I'm working with a set of whole genome bisulfite sequencing data that has some quality issues I'm struggling to resolve satisfactorily. I was wondering if anyone has experienced something similiar and might be able to offer some advice.
It's HiSeq X, 150bp paired end reads, an insect species (and therefore very low methylation levels). After an initial alignment with Bismark I noticed that that the reported methylation levels would 'spike' at certain bases. Example (top = forward read, bottom = reverse):
Checking back on the FastQC reports I found that this pattern went hand in hand with poor tile quality - the Per Tile Sequence Quality report would highlight tiles with issues at the positions where the spikes could be found. Extracting all the reads from a poor quality tile and running FASTX Toolkit's fastx_quality_stats on it generates a report that highlights the problem - the following is for the reverse reads of a bad tile, showing the per base sequence content. The same kind of issue can be found with forward reads, with C content spiking at certain bases:
The tile pictured above is a particularly bad example; some tiles are less seriously affected with the percentage of C/G's called at certain positions rising only 2x above the read average. Looking at the reads themselves there is a pattern of sudden drops in base call quality along the length of the reads, affecting multiple reads at the same position. Overall it suggests to me that due to some instrument error the sequencer is calling a random base:
I'm using bbmap (specifically bbduk.sh) for data QC, but the usual quality filtering processes (qtrim, maq) don't solve it. I have tried using the filterbytile.sh function of bbmap to resolve this, but even using aggressive filtering this leaves the issue in place.

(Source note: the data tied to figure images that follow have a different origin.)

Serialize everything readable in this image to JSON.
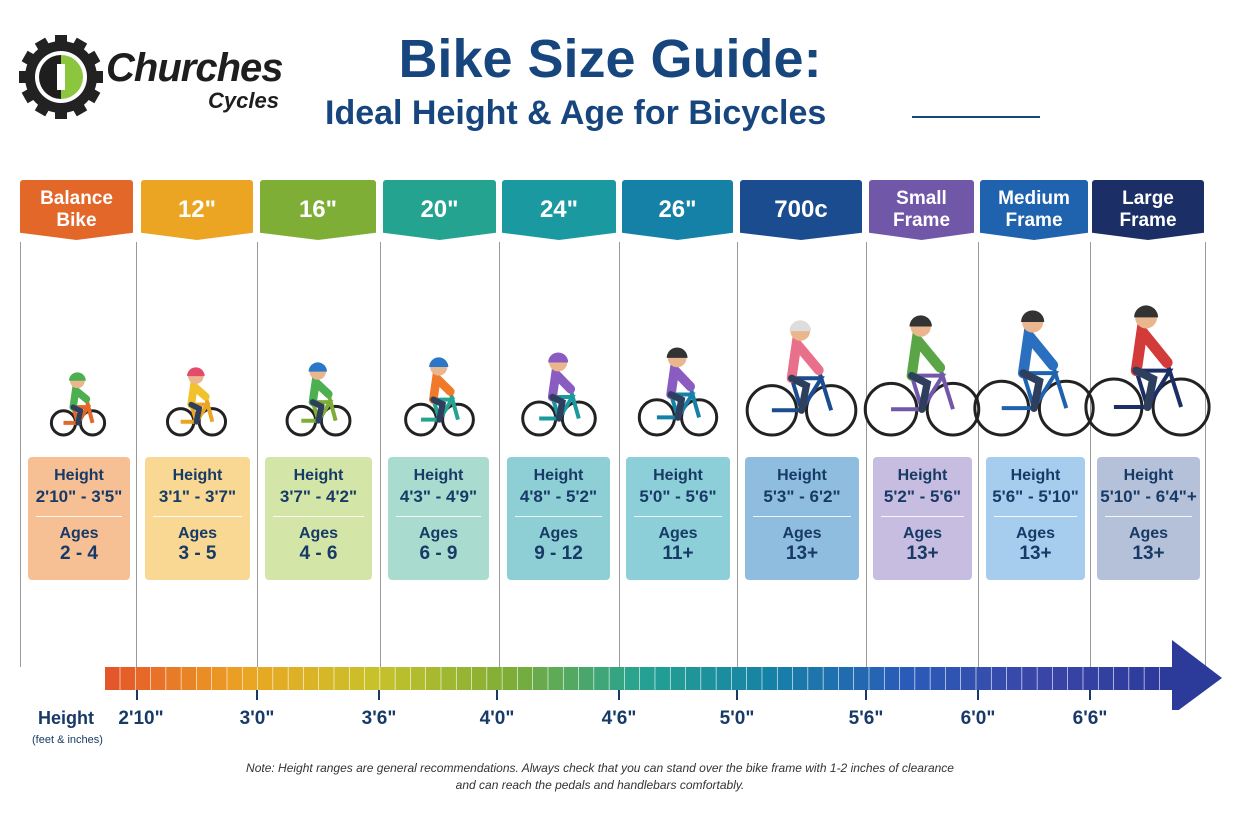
{
  "logo": {
    "name": "Churches",
    "sub": "Cycles"
  },
  "header": {
    "title": "Bike Size Guide:",
    "subtitle": "Ideal Height & Age for Bicycles"
  },
  "columns": [
    {
      "label": "Balance Bike",
      "height_label": "Height",
      "height": "2'10\" - 3'5\"",
      "ages_label": "Ages",
      "ages": "2 - 4",
      "color": "#e4672a",
      "card_color": "#f6bf94"
    },
    {
      "label": "12\"",
      "height_label": "Height",
      "height": "3'1\" - 3'7\"",
      "ages_label": "Ages",
      "ages": "3 - 5",
      "color": "#eca423",
      "card_color": "#f8d892"
    },
    {
      "label": "16\"",
      "height_label": "Height",
      "height": "3'7\" - 4'2\"",
      "ages_label": "Ages",
      "ages": "4 - 6",
      "color": "#7fae36",
      "card_color": "#d3e6a8"
    },
    {
      "label": "20\"",
      "height_label": "Height",
      "height": "4'3\" - 4'9\"",
      "ages_label": "Ages",
      "ages": "6 - 9",
      "color": "#25a391",
      "card_color": "#a9dccf"
    },
    {
      "label": "24\"",
      "height_label": "Height",
      "height": "4'8\" - 5'2\"",
      "ages_label": "Ages",
      "ages": "9 - 12",
      "color": "#1a9aa0",
      "card_color": "#8dcfd4"
    },
    {
      "label": "26\"",
      "height_label": "Height",
      "height": "5'0\" - 5'6\"",
      "ages_label": "Ages",
      "ages": "11+",
      "color": "#1681a6",
      "card_color": "#8ccfd8"
    },
    {
      "label": "700c",
      "height_label": "Height",
      "height": "5'3\" - 6'2\"",
      "ages_label": "Ages",
      "ages": "13+",
      "color": "#1a4c8f",
      "card_color": "#8ebddf"
    },
    {
      "label": "Small Frame",
      "height_label": "Height",
      "height": "5'2\" - 5'6\"",
      "ages_label": "Ages",
      "ages": "13+",
      "color": "#7057a8",
      "card_color": "#c7bde0"
    },
    {
      "label": "Medium Frame",
      "height_label": "Height",
      "height": "5'6\" - 5'10\"",
      "ages_label": "Ages",
      "ages": "13+",
      "color": "#1f62ad",
      "card_color": "#a6cdee"
    },
    {
      "label": "Large Frame",
      "height_label": "Height",
      "height": "5'10\" - 6'4\"+",
      "ages_label": "Ages",
      "ages": "13+",
      "color": "#1b2f66",
      "card_color": "#b5c1d8"
    }
  ],
  "scale": {
    "title": "Height",
    "subtitle": "(feet & inches)",
    "ticks": [
      "2'10\"",
      "3'0\"",
      "3'6\"",
      "4'0\"",
      "4'6\"",
      "5'0\"",
      "5'6\"",
      "6'0\"",
      "6'6\""
    ]
  },
  "note": {
    "line1": "Note: Height ranges are general recommendations.   Always check that you can stand over the bike frame with 1-2 inches of clearance",
    "line2": "and can reach the pedals and handlebars comfortably."
  }
}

There are two solutions I've been looking at. The first is complete removal of affected tiles, but in some samples this results in the removal of nearly 50% of the data (although this isn't quite as bad as it first seems as after alignment and deduplication using Bismark the number of unique alignments reported is reduced by 20 - 25%)
The second is to separate out the bad tiles and subject them to extremely harsh QC, like so
bbduk.sh in1=badtiles.1.fq.gz in2=badtiles.2.fq.gz out1=badtilesqc.1.fq.gz out2=badtilesqc.2.fq.gz qtrim=rl trimq=40 overwrite=t minlen=20
When I tried this latter approach, however, it resulted in a drop in the reported methylation levels in the first 20 bases (see below). This is presumably the result of the harsh QC - if I had to guess it would be a number of much shortened reads with a compositional bias. This is something I'm still looking into, without understanding what's happened here I'm not keen on adopting it as a solution.
Any suggestions regarding this issue would be much appreciated!